Keputusan John Herdman menangani Timnas Indonesia tanpa mengandalkan pemain naturalisasi yang berkarier di luar negeri dinilai sebagai langkah berani. Meski hanya berada di level Asia Tenggara, Piala AFF tetap menjadi turnamen yang selama ini sulit ditaklukkan oleh Tim Garuda.
Timnas Indonesia tergabung di Grup A Piala AFF 2026 bersama juara bertahan Vietnam.
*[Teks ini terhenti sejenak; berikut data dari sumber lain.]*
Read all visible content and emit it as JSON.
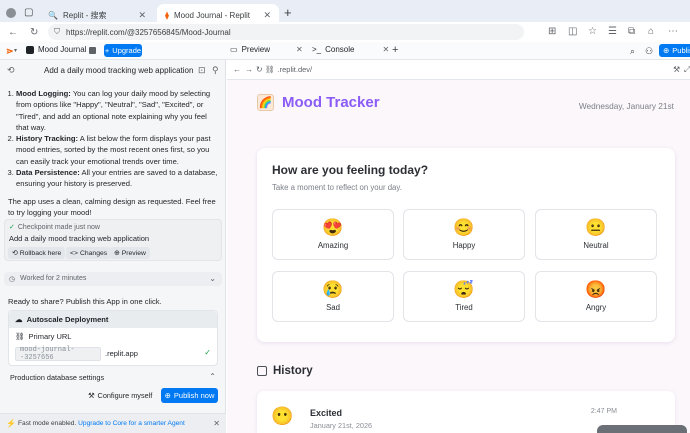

Tiga pesaing lainnya adalah Singapura, Kamboja, serta pemenang playoff antara Timor Leste dan Brunei Darussalam.
Turnamen Piala AFF 2026 sendiri akan menjadi edisi ke-16 sekaligus menandai 30 tahun penyelenggaraan sejak pertama kali digelar pada 1996. Ajang ini dijadwalkan berlangsung pada 24 Juli hingga 26 Agustus 2026.
Beberapa pengamat menilai Indonesia sebenarnya diuntungkan dengan jadwal turnamen yang digelar di luar kalender FIFA tersebut. John Herdman berpeluang memanggil pemain Indonesia yang berkarier di Eropa. Namun, pelatih asal Inggris itu justru dikabarkan lebih memilih memaksimalkan pemain dari Super League musim ini.
Lantas, seberapa realistis target juara tanpa kehadiran pemain naturalisasi abroad?
Peluang Masih 50:50
Pengamat sepak bola asal Malaysia, Raja Isa Raja Akram Syah, menilai peluang Timnas Indonesia masih terbuka, namun belum sepenuhnya meyakinkan.
“Kalau Timnas Indonesia datang dengan pemain lokal sepenuhnya, menurut saya peluang ke semifinal masih 50:50. Peluang yang sama juga dimiliki Vietnam, Singapura, dan Kamboja,” ujar Raja Isa.
“Kalau bicara juara Piala AFF, kita juga harus melihat kekuatan dari Grup B seperti Thailand, Malaysia, dan Laos,” tambahnya.
Adaptasi John Herdman
Raja Isa mengaku belum mengetahui secara pasti alasan John Herdman tidak melibatkan pemain diaspora yang berkarier di luar negeri.
“Cukup berat jika John Herdman tanpa pemain heritage abroad. Apakah ini bagian dari eksperimen, karena dia ingin melihat sejauh mana kualitas pemain liga lokal Indonesia? Menurut saya, dia perlu menjelaskan agar publik tahu apa misi yang sedang dijalankan,” ucapnya.
Mantan pelatih PSM Makassar dan Persipura Jayapura itu menduga Herdman sedang melakukan proses observasi dan seleksi terhadap pemain-pemain terbaik Super League untuk kebutuhan jangka panjang.
“Sebagai pelatih baru, saya kira John Herdman masih dalam tahap adaptasi. Kebijakan tanpa pemain naturalisasi ini berisiko besar. Bisa jadi dia ingin membuktikan bahwa di level AFF, Timnas Indonesia tidak selalu membutuhkan pemain naturalisasi. Mungkin dia cukup percaya diri dan yakin pemain lokal mampu berbicara banyak,” jelas Raja Isa.